Poor running form – running form and biomechanics are intimately linked in running. Excessive hip adduction (the hip moving in towards the other leg during running) and over pronation during running have been linked with stress fractures in the research. Poor control of impact on landing could also lead to increased bony stress. Again, having your gait analysed could help identify this but bare in mind a 5 minute jog on a treadmill may not see how your gait changes when you’re fatigued after running a distance.

Poor movement control – again linked with biomechanics, running form and muscle strength, your control of movement will affect how your legs deal with impact. With good movement control the ground reaction force is dissipated throughout the leg (I.e. a number of muscles, tendons, ligaments, bones and joints deal with the impact of running). If movement control is poor this can place greater stress on certain areas. Check your single leg balance and single leg dip and compare left and right. Once you can tolerate impact you can also ask your Physio to assess your impact control – here they will look for excess movement in the ankle, knee, hip or trunk and help identify how to improve your control.

Muscle Tightness – tightness in the calf muscles or tibialis anterior can place increased stress on the tibia during running. Compare your flexibility on each leg. You can then add stretches to your rehab when guided to do so by your health professional. Stretching too early in the recovery process can be painful as it places stress on healing bone.

Ankle Joint range of movement – if your ankle is stiffer on one side this can have an affect on running gait and biomechanics. For example, ankle dorsiflexion (upward movement) is essential during impact, if the ankle is stiff in this movement it often compensates by over pronating. This can increase bone load in the tibia or fibula. One way to test ankle dorsiflexion is the knee to wall test, this is linked to calf muscle tightness as well as joint stiffness. Inward and outward movement of the ankle is also important (inversion and eversion), again compare left and right and work on it to correct the difference.

Muscle Weakness – strong muscles help to absorb the impact involved in running. Those muscles need not only strength, but also the endurance to keep working mile after mile. Look for any areas of muscle weakness in the leg. Compare both sides, check the calf (with repeated single leg calf raises) the quads (repeated single knee dips) the glutes (repeated clam, side lying leg lift, or single leg bridge) and the hamstrings (repeated hamstring curls in standing). You can also compare using weight machines for a more accurate measure.

General Health – in some cases (more commonly in women than men) a runner may have reduced bone density leaving them more at risk of stress fracture. This can occur through changes in diet, with conditions affecting the gut or bowel (e.g. Celiac disease, Crohn’s disease), with prolonged steroid useage and with menstrual irregularities.

Rehab

Rehab following a stress fracture can be a frustrating and slow process. Once you’ve grown to love running it’s very hard to stop doing it! Despite this, it’s vital you listen to your GP/ Physio/ health professional during your rehab.
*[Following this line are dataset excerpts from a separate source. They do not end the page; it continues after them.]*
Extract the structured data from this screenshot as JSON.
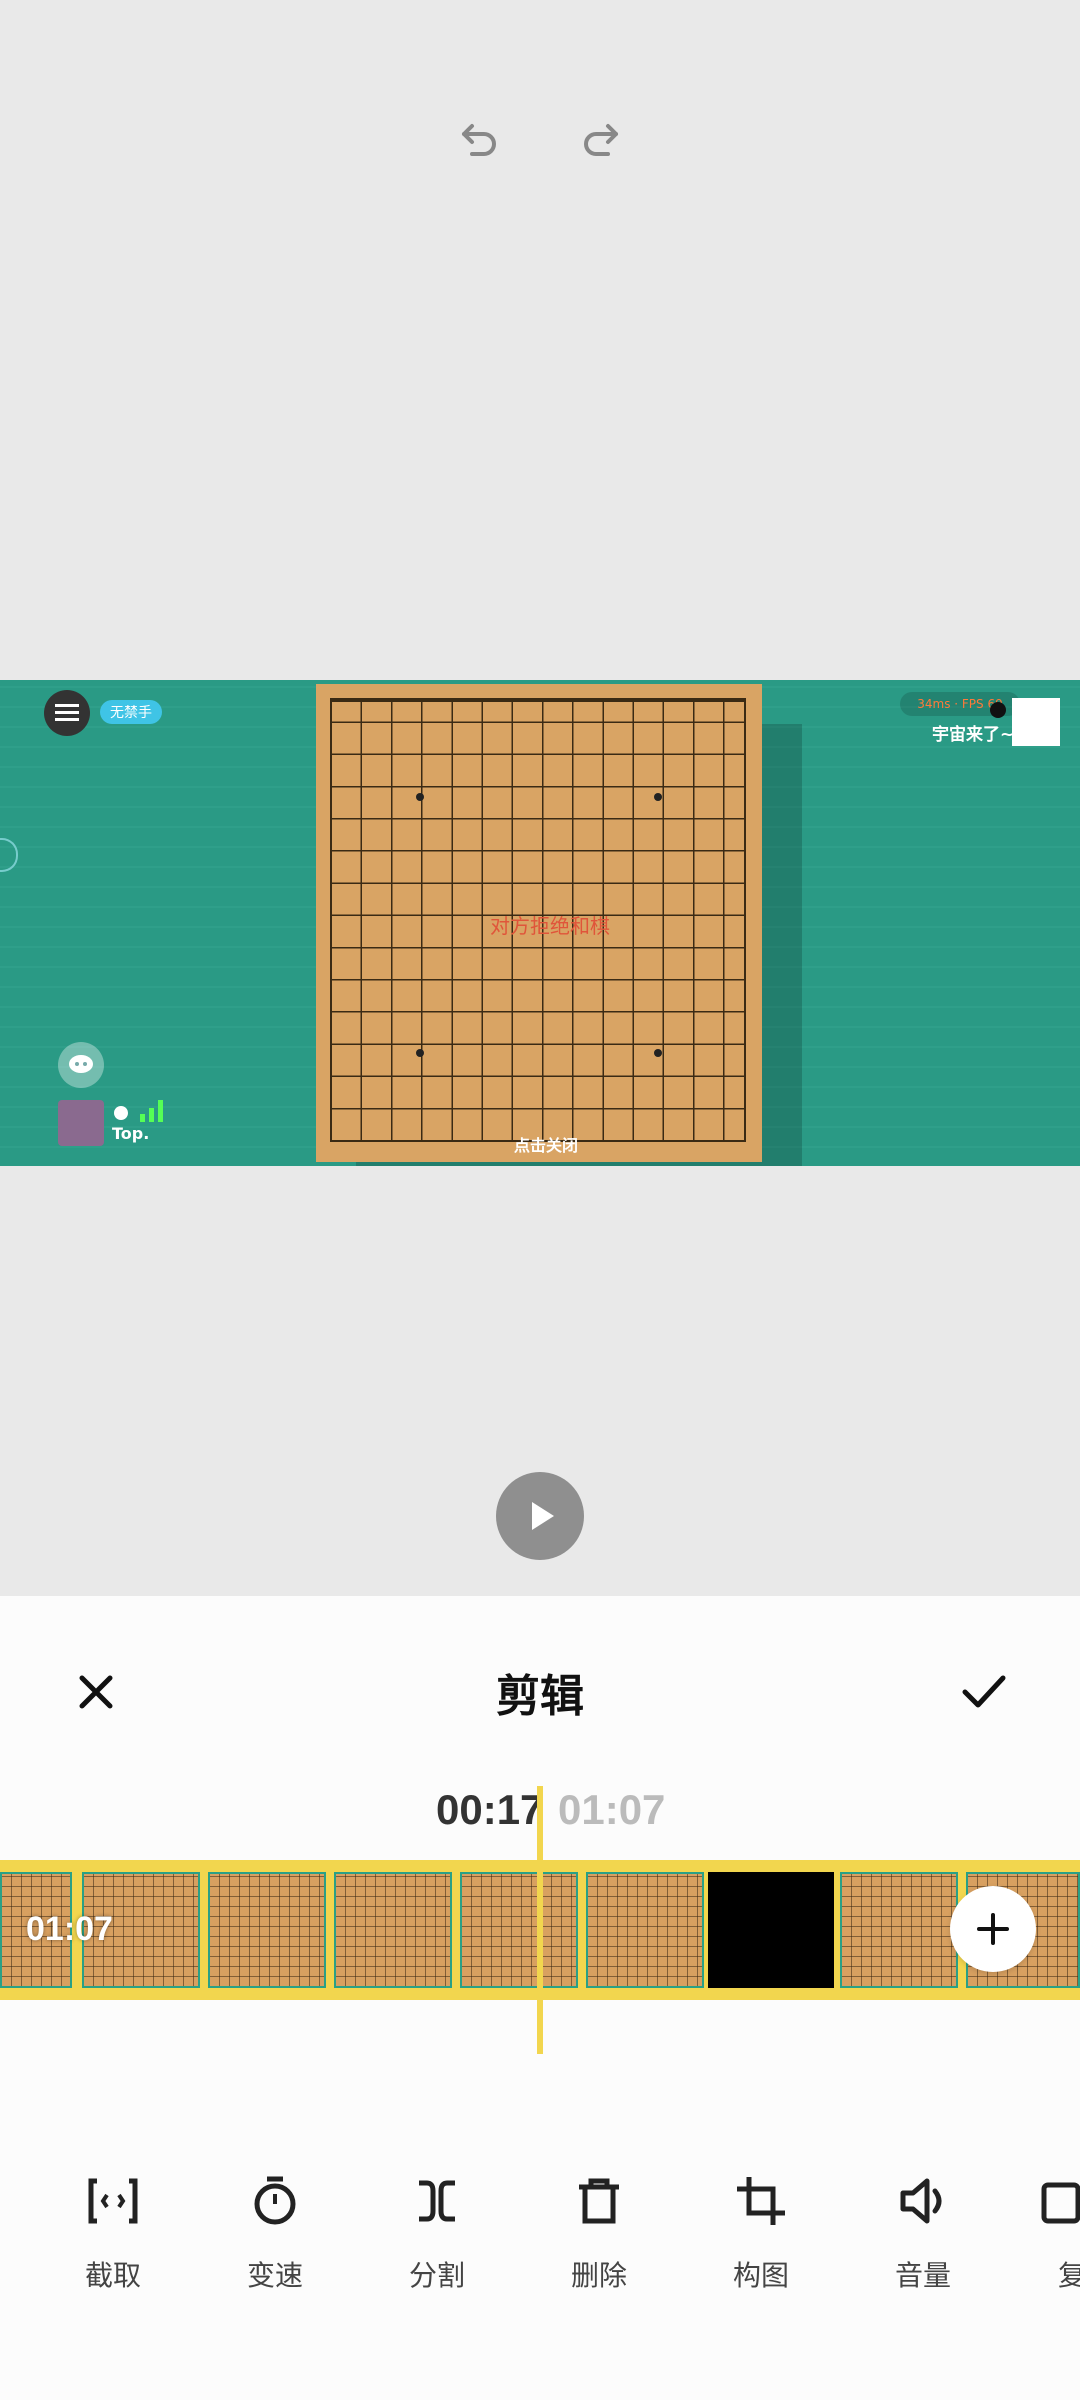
{
  "toolbar_top": {
    "undo_icon": "undo-icon",
    "redo_icon": "redo-icon"
  },
  "preview": {
    "badge": "无禁手",
    "ping_fps": "34ms · FPS 69",
    "opponent_name": "宇宙来了~",
    "center_message": "对方拒绝和棋",
    "close_message": "点击关闭",
    "player_label": "Top."
  },
  "editor": {
    "title": "剪辑",
    "close_icon": "close-icon",
    "confirm_icon": "check-icon",
    "current_time": "00:17",
    "total_time": "01:07",
    "clip_duration": "01:07"
  },
  "tools": [
    {
      "label": "截取",
      "icon": "trim-icon"
    },
    {
      "label": "变速",
      "icon": "speed-icon"
    },
    {
      "label": "分割",
      "icon": "split-icon"
    },
    {
      "label": "删除",
      "icon": "delete-icon"
    },
    {
      "label": "构图",
      "icon": "crop-icon"
    },
    {
      "label": "音量",
      "icon": "volume-icon"
    },
    {
      "label": "复",
      "icon": "copy-icon"
    }
  ],
  "colors": {
    "accent": "#f2d64e",
    "board": "#d9a464",
    "table": "#2a9a85"
  }
}
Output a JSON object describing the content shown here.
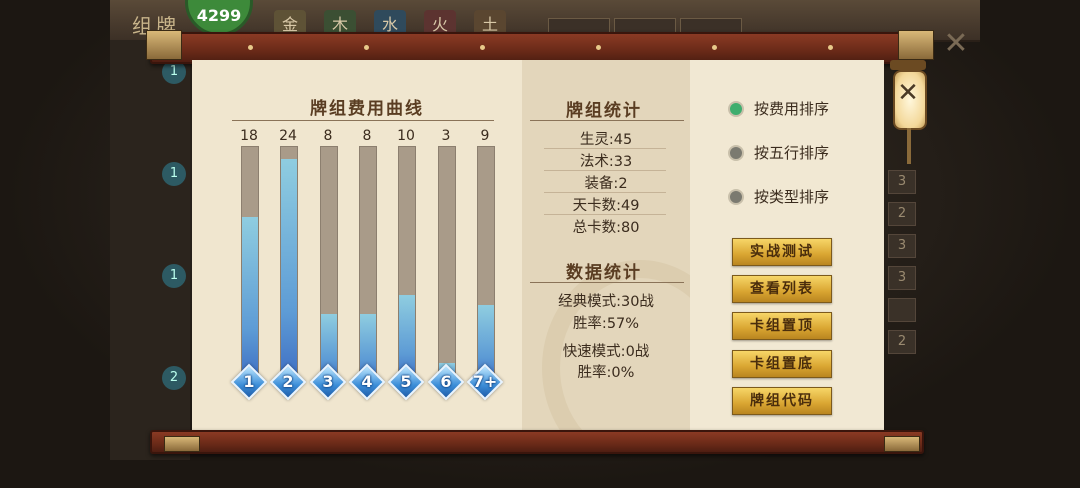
{
  "background": {
    "title": "组牌",
    "element_tabs": [
      "金",
      "木",
      "水",
      "火",
      "土"
    ],
    "element_colors": [
      "#c8a84a",
      "#4a8a4a",
      "#3a7ab8",
      "#b8443a",
      "#a0703a"
    ],
    "coin_value": "4299",
    "right_numbers": [
      "3",
      "2",
      "3",
      "3",
      "",
      "2"
    ],
    "left_circles": [
      "1",
      "1",
      "1",
      "2"
    ],
    "filters": [
      "",
      "",
      ""
    ]
  },
  "curve": {
    "title": "牌组费用曲线",
    "counts": [
      "18",
      "24",
      "8",
      "8",
      "10",
      "3",
      "9"
    ],
    "labels": [
      "1",
      "2",
      "3",
      "4",
      "5",
      "6",
      "7+"
    ],
    "fill_fractions": [
      0.7,
      0.95,
      0.28,
      0.28,
      0.36,
      0.07,
      0.32
    ]
  },
  "deck_stats": {
    "title": "牌组统计",
    "lines": [
      "生灵:45",
      "法术:33",
      "装备:2",
      "天卡数:49",
      "总卡数:80"
    ]
  },
  "data_stats": {
    "title": "数据统计",
    "classic_mode": "经典模式:30战",
    "classic_rate": "胜率:57%",
    "quick_mode": "快速模式:0战",
    "quick_rate": "胜率:0%"
  },
  "sort_options": [
    {
      "label": "按费用排序",
      "selected": true
    },
    {
      "label": "按五行排序",
      "selected": false
    },
    {
      "label": "按类型排序",
      "selected": false
    }
  ],
  "buttons": [
    "实战测试",
    "查看列表",
    "卡组置顶",
    "卡组置底",
    "牌组代码"
  ],
  "close_label": "✕"
}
They can guide you in returning to running and when to start strength or flexibility work. You can usually cross train when not running as long as no impact is involved and it remains pain free. Swimming and cycling are commonly recommended, but again be guided by your health professional. I have heard people on forums saying “I’ve been told not to run but….” it’s not worth the risk of running before a fracture is healed – you could face a much longer lay off if you do.